La virtualité spirituelle a montré ses limites intellectuelles.
Le rire libérateur a été aussi bénéfique pour les zygomatiques des proches du dossier des frégates de Taiwan : ils ont ainsi appris qu’ils se commettaient avec un « agent de la subversion mondiale », qui mettait, sans aucun excès de l’auteur- en danger la République (rien moins que cela, mais le monde devrait se faire du mourey-pardon du mouron à cette aune), subversion de plus générée- allez comprendre les liens logiques- par un bouddhiste- anarchiste et agent du gouvernement taiwanais !!!
Tout cela en un seul homme ? C’est du vrai Mandrake ou du réel Superman.
Heureusement, l’excès imapayable de bêtise est soigné ici par le rire innénarable des lecteurs.
Trop de délires insensés ont tué les derniers restes de crédibilité de l’auteur usé.
De profundis. Et un simple Requiem.
Je dédie cette conclusion à Christine Deviers-Joncours qui écrivit le livre au titre génial : « la Putain de la République ».
Ici, nous avons échappé au livre potentiel : « les Potins de la République ».
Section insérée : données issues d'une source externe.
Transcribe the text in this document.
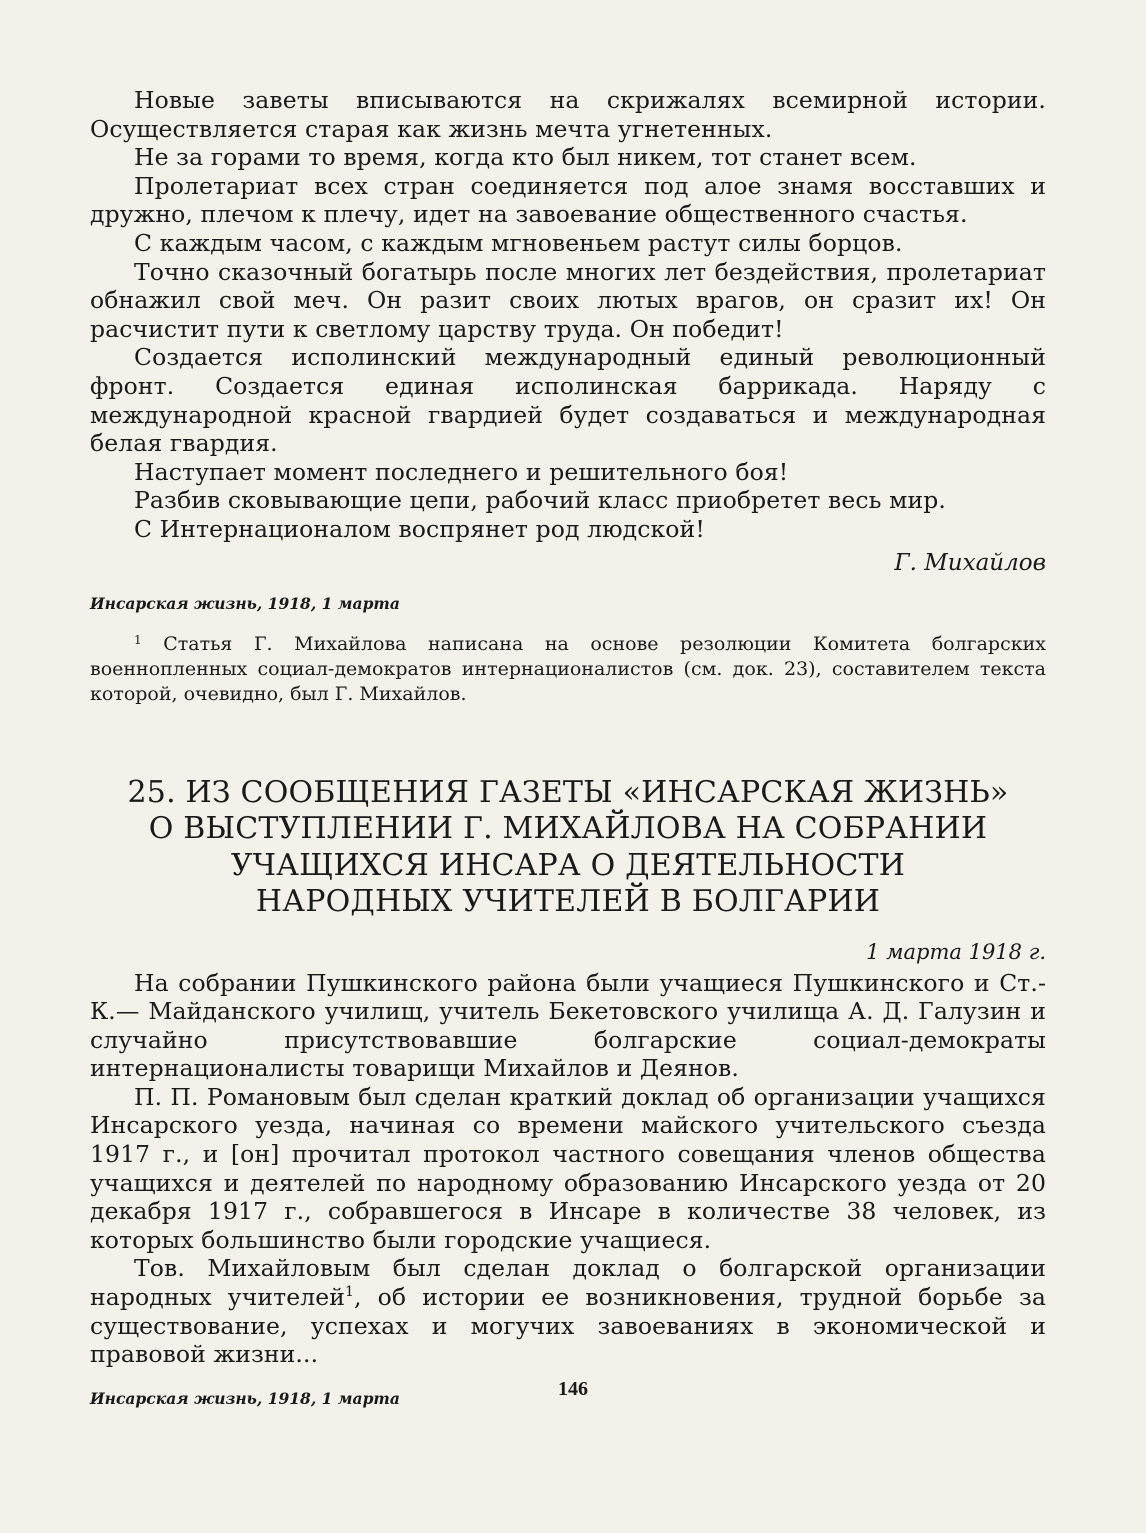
Новые заветы вписываются на скрижалях всемирной истории. Осуществляется старая как жизнь мечта угнетенных.

Не за горами то время, когда кто был никем, тот станет всем.

Пролетариат всех стран соединяется под алое знамя восставших и дружно, плечом к плечу, идет на завоевание общественного счастья.

С каждым часом, с каждым мгновеньем растут силы борцов.

Точно сказочный богатырь после многих лет бездействия, пролетариат обнажил свой меч. Он разит своих лютых врагов, он сразит их! Он расчистит пути к светлому царству труда. Он победит!

Создается исполинский международный единый революционный фронт. Создается единая исполинская баррикада. Наряду с международной красной гвардией будет создаваться и международная белая гвардия.

Наступает момент последнего и решительного боя!

Разбив сковывающие цепи, рабочий класс приобретет весь мир.

С Интернационалом воспрянет род людской!

Г. Михайлов

Инсарская жизнь, 1918, 1 марта

$^1$ Статья Г. Михайлова написана на основе резолюции Комитета болгарских военнопленных социал-демократов интернационалистов (см. док. 23), составителем текста которой, очевидно, был Г. Михайлов.

25. ИЗ СООБЩЕНИЯ ГАЗЕТЫ «ИНСАРСКАЯ ЖИЗНЬ»
О ВЫСТУПЛЕНИИ Г. МИХАЙЛОВА НА СОБРАНИИ
УЧАЩИХСЯ ИНСАРА О ДЕЯТЕЛЬНОСТИ
НАРОДНЫХ УЧИТЕЛЕЙ В БОЛГАРИИ

1 марта 1918 г.

На собрании Пушкинского района были учащиеся Пушкинского и Ст.-К.— Майданского училищ, учитель Бекетовского училища А. Д. Галузин и случайно присутствовавшие болгарские социал-демократы интернационалисты товарищи Михайлов и Деянов.

П. П. Романовым был сделан краткий доклад об организации учащихся Инсарского уезда, начиная со времени майского учительского съезда 1917 г., и [он] прочитал протокол частного совещания членов общества учащихся и деятелей по народному образованию Инсарского уезда от 20 декабря 1917 г., собравшегося в Инсаре в количестве 38 человек, из которых большинство были городские учащиеся.

Тов. Михайловым был сделан доклад о болгарской организации народных учителей$^1$, об истории ее возникновения, трудной борьбе за существование, успехах и могучих завоеваниях в экономической и правовой жизни...

Инсарская жизнь, 1918, 1 марта	146
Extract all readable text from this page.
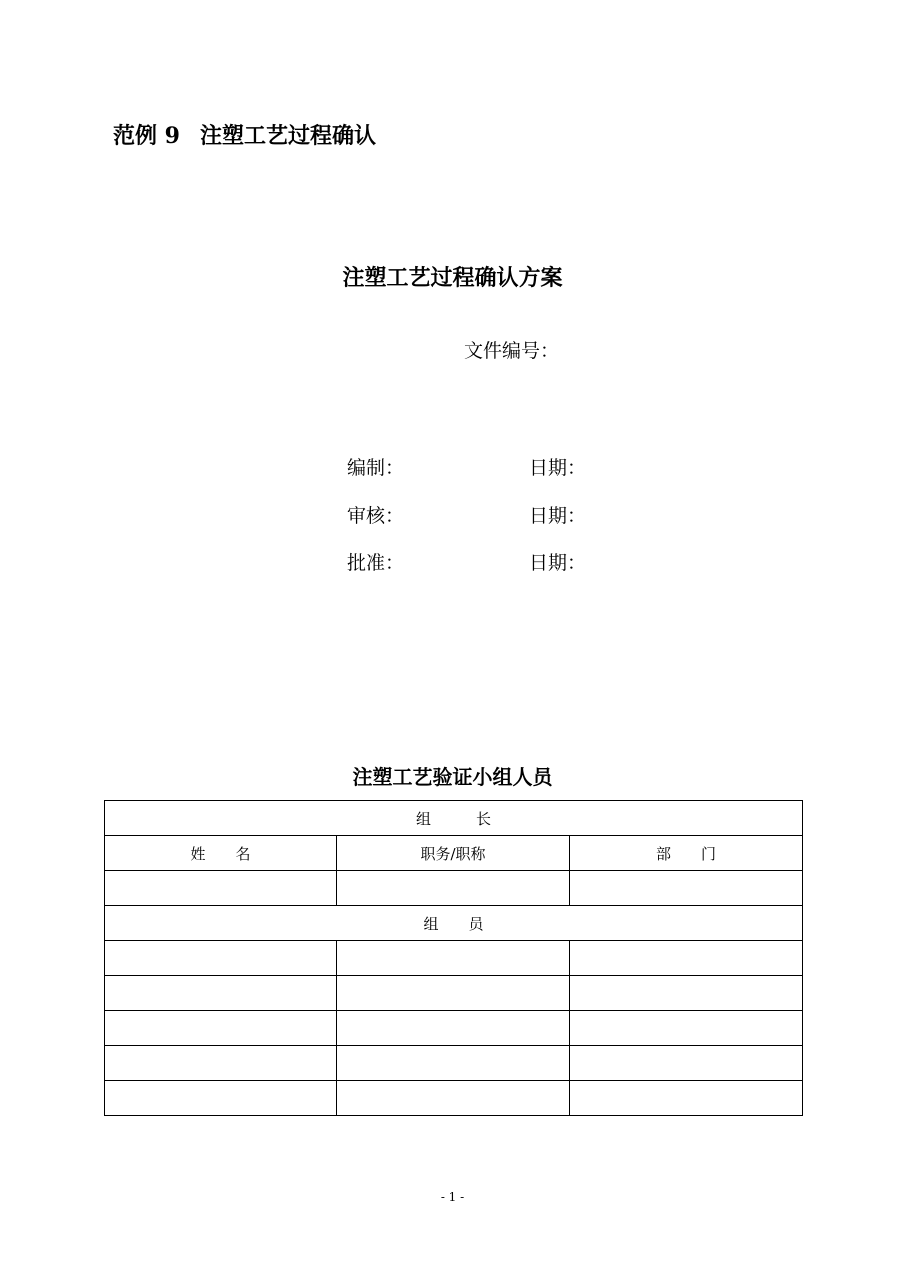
范例 9 注塑工艺过程确认
注塑工艺过程确认方案
文件编号：
编制：	日期：
审核：	日期：
批准：	日期：
注塑工艺验证小组人员
组　　　长		
姓　　名	职务/职称	部　　门

组　　员		

- 1 -
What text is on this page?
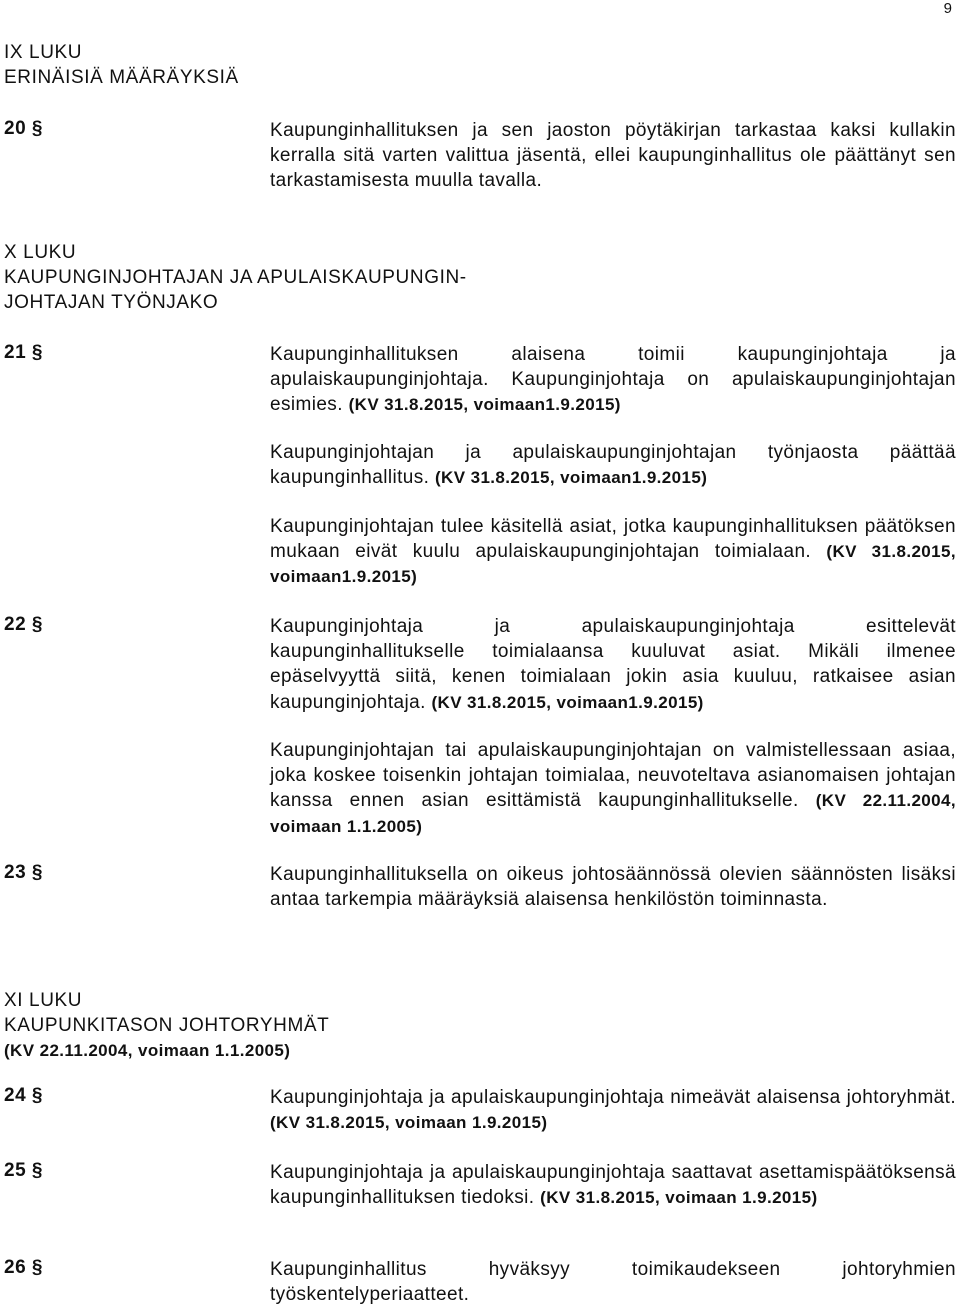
9
IX LUKU
ERINÄISIÄ MÄÄRÄYKSIÄ
20 §	Kaupunginhallituksen ja sen jaoston pöytäkirjan tarkastaa kaksi kullakin kerralla sitä varten valittua jäsentä, ellei kaupunginhallitus ole päättänyt sen tarkastamisesta muulla tavalla.
X LUKU
KAUPUNGINJOHTAJAN JA APULAISKAUPUNGIN-
JOHTAJAN TYÖNJAKO
21 §	Kaupunginhallituksen alaisena toimii kaupunginjohtaja ja apulaiskaupunginjohtaja. Kaupunginjohtaja on apulaiskaupunginjohtajan esimies. (KV 31.8.2015, voimaan1.9.2015)
Kaupunginjohtajan ja apulaiskaupunginjohtajan työnjaosta päättää kaupunginhallitus. (KV 31.8.2015, voimaan1.9.2015)
Kaupunginjohtajan tulee käsitellä asiat, jotka kaupunginhallituksen päätöksen mukaan eivät kuulu apulaiskaupunginjohtajan toimialaan. (KV 31.8.2015, voimaan1.9.2015)
22 §	Kaupunginjohtaja ja apulaiskaupunginjohtaja esittelevät kaupunginhallitukselle toimialaansa kuuluvat asiat. Mikäli ilmenee epäselvyyttä siitä, kenen toimialaan jokin asia kuuluu, ratkaisee asian kaupunginjohtaja. (KV 31.8.2015, voimaan1.9.2015)
Kaupunginjohtajan tai apulaiskaupunginjohtajan on valmistellessaan asiaa, joka koskee toisenkin johtajan toimialaa, neuvoteltava asianomaisen johtajan kanssa ennen asian esittämistä kaupunginhallitukselle. (KV 22.11.2004, voimaan 1.1.2005)
23 §	Kaupunginhallituksella on oikeus johtosäännössä olevien säännösten lisäksi antaa tarkempia määräyksiä alaisensa henkilöstön toiminnasta.
XI LUKU
KAUPUNKITASON JOHTORYHMÄT
(KV 22.11.2004, voimaan 1.1.2005)
24 §	Kaupunginjohtaja ja apulaiskaupunginjohtaja nimeävät alaisensa johtoryhmät. (KV 31.8.2015, voimaan 1.9.2015)
25 §	Kaupunginjohtaja ja apulaiskaupunginjohtaja saattavat asettamispäätöksensä kaupunginhallituksen tiedoksi. (KV 31.8.2015, voimaan 1.9.2015)
26 §	Kaupunginhallitus hyväksyy toimikaudekseen johtoryhmien työskentelyperiaatteet.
Je remercie donc l’auteur de tous ses qualificatifs d’une bonté et d’une exactitude exemplaires que ses excès ubuesques mêmes ont liquéfiés et annihilés.
Mon amitié reconnaissante et citoyenne va vers vous.
Ma compassion sincère (bien qu’amusée) envers l’auteur et ses adeptes, ici bien abusés dans une cause d’avance perdue.
Ici,en particulier, ma compassion se veut pour l’auteur de cet article déjà oublié et délaissé, effectivement, une consolation.